Mumbai: There were complaints of overcrowding at the state-run JJ Hospital's Surgical Intensive Care Unit (SICU) in recent months, said doctors.
Sources mentioned that the renovated SICU, inaugurated last year by medical education minister Hassan Mushrif, is being used not only for patients operated on by doctors from the surgery department but also from other departments.
This is due to the ongoing renovation work at the hospital.
Renovation at six departments, including Cardiology, Paediatric Surgery, and Neurosurgery, is nearing completion, but work in several others remains.
These six wards are expected to be inaugurated this month. In the meantime, the hospital has been using the SICU to accommodate patients from other departments.
A senior doctor stated that the hospital has two dedicated units for patients from the surgery department: an ICU and a recovery room. "If those two wards are full, then patients are placed on floor beds, thereby increasing their risk of infection," the doctor added.

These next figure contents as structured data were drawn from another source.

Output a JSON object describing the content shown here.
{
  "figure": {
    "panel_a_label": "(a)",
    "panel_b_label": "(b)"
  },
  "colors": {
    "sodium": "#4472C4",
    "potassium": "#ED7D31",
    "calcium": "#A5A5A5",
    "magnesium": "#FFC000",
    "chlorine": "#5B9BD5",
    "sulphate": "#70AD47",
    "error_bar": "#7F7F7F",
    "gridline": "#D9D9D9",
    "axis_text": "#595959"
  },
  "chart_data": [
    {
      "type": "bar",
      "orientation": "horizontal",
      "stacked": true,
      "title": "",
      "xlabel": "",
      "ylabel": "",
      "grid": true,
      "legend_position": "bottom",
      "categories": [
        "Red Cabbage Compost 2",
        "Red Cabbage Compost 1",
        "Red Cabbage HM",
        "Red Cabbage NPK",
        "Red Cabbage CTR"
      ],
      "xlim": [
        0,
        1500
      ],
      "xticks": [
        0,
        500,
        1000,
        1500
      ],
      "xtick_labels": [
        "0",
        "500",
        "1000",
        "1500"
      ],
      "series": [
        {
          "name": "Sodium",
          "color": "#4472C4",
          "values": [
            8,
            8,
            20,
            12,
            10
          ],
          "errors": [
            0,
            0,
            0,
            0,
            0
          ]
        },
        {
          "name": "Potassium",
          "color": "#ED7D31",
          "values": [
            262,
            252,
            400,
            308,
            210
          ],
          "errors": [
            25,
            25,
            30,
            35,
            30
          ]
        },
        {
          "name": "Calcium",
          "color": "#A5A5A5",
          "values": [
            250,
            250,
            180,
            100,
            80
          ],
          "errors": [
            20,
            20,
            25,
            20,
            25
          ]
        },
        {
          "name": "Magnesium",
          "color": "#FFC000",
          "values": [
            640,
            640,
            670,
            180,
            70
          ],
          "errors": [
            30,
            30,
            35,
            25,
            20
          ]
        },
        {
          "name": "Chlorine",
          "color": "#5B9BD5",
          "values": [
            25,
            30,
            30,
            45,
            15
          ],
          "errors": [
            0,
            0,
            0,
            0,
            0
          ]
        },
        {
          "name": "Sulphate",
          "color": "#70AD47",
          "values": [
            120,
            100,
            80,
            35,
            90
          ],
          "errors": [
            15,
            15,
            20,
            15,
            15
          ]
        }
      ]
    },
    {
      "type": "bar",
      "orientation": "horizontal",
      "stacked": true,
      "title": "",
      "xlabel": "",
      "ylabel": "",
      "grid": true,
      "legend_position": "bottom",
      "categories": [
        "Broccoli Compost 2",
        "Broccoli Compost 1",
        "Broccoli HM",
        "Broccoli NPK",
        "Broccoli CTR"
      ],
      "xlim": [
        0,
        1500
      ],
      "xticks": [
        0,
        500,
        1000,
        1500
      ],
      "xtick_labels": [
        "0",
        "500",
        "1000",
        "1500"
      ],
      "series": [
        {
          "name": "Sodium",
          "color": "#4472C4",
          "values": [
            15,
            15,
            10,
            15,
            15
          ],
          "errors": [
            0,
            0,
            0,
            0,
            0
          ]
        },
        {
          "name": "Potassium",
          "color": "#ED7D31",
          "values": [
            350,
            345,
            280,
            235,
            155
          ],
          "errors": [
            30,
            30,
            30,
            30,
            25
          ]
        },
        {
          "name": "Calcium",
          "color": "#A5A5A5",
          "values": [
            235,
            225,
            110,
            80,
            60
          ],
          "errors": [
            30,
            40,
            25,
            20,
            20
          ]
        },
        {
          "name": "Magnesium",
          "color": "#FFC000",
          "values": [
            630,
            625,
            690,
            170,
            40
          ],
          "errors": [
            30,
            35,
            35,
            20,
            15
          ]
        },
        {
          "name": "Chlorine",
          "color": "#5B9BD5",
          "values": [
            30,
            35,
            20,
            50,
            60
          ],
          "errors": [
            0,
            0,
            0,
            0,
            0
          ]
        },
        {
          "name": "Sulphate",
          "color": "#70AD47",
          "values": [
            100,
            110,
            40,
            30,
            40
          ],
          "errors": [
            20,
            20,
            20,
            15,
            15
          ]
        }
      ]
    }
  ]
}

The SICU has a capacity of 17 beds.
"The unit was first provided to the Neurosurgery Department because of renovation works there, and now there are discussions about converting it into a general critical care unit because of the ongoing renovations in that unit. The hospital management could have taken up the renovation works one by one instead of all at once," said the doctor.
However, a hospital official countered, "It's not as if we've kept the SICU closed. It's in use and benefiting patients. Moreover, the surgery department functioned without a SICU for decades and can continue to do so as it did before this unit was established."
Dr Pallavi Saple, the Dean of the JJ Group of Hospitals, was unavailable for comment.